The don't call it "Culinary Arts" for nothin'.

Posted by: Anni at May 15, 2006 11:40 AM

Well said! Bless you for writing this...

I do have to say, there is a difference between good equipment (no matter what it costs) and bad equipment (not necessarily inexpensive).

I treasure my good knives, but I have just four of them and they wre very carefully chosen and acquired over time. Same with the cookware, which ranges from the $2 pan that i like to burn stuff in, to some nice Calphalon pieces.

I think that my early learning happening with inferior gear was really good for my technique, and allowed me to really appreciate for example, the Wusthof chef's knife, once i was ready for it.

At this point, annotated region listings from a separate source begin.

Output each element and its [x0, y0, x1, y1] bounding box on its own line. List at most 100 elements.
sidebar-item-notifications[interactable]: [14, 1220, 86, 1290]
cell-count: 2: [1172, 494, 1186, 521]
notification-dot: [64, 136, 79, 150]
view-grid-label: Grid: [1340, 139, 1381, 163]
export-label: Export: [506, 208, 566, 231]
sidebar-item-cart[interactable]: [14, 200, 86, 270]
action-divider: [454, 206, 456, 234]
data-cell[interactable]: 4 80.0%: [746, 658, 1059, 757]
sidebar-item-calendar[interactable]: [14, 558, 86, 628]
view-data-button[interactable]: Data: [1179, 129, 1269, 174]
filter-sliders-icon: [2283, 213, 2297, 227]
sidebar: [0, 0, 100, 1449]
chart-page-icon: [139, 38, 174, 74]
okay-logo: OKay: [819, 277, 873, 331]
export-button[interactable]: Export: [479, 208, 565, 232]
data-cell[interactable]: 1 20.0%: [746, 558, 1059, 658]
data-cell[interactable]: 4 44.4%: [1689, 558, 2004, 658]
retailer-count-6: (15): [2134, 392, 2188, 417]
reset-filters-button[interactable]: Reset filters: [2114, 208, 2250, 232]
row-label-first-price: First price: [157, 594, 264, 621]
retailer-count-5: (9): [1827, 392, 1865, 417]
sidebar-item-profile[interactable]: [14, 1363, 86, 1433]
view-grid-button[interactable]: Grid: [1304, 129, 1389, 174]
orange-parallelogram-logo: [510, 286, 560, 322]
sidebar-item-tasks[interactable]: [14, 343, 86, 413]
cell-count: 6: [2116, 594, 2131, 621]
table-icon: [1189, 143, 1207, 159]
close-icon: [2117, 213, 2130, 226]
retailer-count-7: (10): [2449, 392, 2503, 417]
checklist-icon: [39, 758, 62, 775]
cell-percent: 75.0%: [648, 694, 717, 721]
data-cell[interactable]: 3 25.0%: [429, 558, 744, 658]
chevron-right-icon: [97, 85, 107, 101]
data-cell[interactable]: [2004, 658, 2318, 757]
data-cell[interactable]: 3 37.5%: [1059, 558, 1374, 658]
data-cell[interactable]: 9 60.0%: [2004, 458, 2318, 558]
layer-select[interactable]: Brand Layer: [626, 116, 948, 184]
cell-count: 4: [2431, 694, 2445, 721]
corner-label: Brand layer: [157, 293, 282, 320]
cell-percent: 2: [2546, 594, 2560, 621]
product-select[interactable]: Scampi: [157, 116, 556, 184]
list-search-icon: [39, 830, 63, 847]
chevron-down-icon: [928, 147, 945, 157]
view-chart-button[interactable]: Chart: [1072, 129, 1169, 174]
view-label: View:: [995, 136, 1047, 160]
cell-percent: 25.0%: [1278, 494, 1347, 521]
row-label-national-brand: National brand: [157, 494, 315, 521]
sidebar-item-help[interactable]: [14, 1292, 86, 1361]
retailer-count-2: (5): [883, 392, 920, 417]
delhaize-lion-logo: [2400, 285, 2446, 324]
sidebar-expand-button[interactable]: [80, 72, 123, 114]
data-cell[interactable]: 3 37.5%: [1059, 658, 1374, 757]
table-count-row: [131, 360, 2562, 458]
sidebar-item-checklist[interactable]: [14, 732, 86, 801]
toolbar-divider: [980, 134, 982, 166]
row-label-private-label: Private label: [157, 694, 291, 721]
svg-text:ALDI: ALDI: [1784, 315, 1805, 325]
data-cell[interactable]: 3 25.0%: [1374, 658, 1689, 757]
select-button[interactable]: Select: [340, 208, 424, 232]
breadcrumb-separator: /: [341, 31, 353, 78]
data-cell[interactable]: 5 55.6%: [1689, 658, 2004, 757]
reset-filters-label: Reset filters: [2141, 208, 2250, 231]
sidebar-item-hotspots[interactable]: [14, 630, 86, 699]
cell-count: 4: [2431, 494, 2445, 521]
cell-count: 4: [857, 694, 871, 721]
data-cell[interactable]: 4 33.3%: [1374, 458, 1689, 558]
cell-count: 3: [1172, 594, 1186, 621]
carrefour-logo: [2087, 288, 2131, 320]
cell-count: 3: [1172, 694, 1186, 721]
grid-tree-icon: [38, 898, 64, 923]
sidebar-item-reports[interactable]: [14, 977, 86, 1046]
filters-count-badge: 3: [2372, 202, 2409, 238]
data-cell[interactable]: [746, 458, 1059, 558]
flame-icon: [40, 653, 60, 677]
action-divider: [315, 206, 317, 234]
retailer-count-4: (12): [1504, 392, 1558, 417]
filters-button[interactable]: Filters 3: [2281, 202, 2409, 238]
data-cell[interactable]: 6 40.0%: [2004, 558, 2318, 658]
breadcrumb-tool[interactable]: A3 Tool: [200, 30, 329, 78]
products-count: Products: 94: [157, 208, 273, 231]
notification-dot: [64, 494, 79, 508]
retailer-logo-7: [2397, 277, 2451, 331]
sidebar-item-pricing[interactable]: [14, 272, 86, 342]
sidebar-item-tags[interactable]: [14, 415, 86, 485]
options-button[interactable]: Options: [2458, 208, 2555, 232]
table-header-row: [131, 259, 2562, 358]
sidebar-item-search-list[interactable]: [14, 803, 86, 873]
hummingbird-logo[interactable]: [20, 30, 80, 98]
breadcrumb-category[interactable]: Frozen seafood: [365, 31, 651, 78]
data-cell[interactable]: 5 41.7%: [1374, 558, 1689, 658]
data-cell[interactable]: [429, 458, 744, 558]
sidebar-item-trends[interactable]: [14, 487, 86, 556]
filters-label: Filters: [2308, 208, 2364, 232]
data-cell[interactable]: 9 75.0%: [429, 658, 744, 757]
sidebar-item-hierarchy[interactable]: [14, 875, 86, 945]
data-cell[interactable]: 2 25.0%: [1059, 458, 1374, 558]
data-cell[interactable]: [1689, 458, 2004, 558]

Posted by: zbert at May 15, 2006 06:46 PM

I agree wholeheartedly with every who posted. Ingredients and technique are vastly more important than the name brand stamped on the handle/side/bottom. And you can pay high dollar but still get a crappy piece of equipment. Although I would have appreciated a sturdier stock pot a few weeks ago. I seriously scorched a huge batch of pastry cream while preparing for my final exam. I passed so it couldn't have been too nasty. :-)

I must confess however that I would fight to my death to keep my Kitchen-Aid mixer and my Henckels chef's knife. My BF bought both for me because he likes to eat. Lucky for him I like to cook. Added bonus: he buys me gift cards to Williams Sonoma and I splurge on good quality cocoa powder, vanilla and whatever else tickles my fancy. Yep, I'm spoiled and lovin' it!

Posted by: AuntJone at May 16, 2006 07:56 AM

bitchin' post.

I read an article once where Mark Bittman said he uses the most expensive knives and the cheapest pans he can find... Works for me.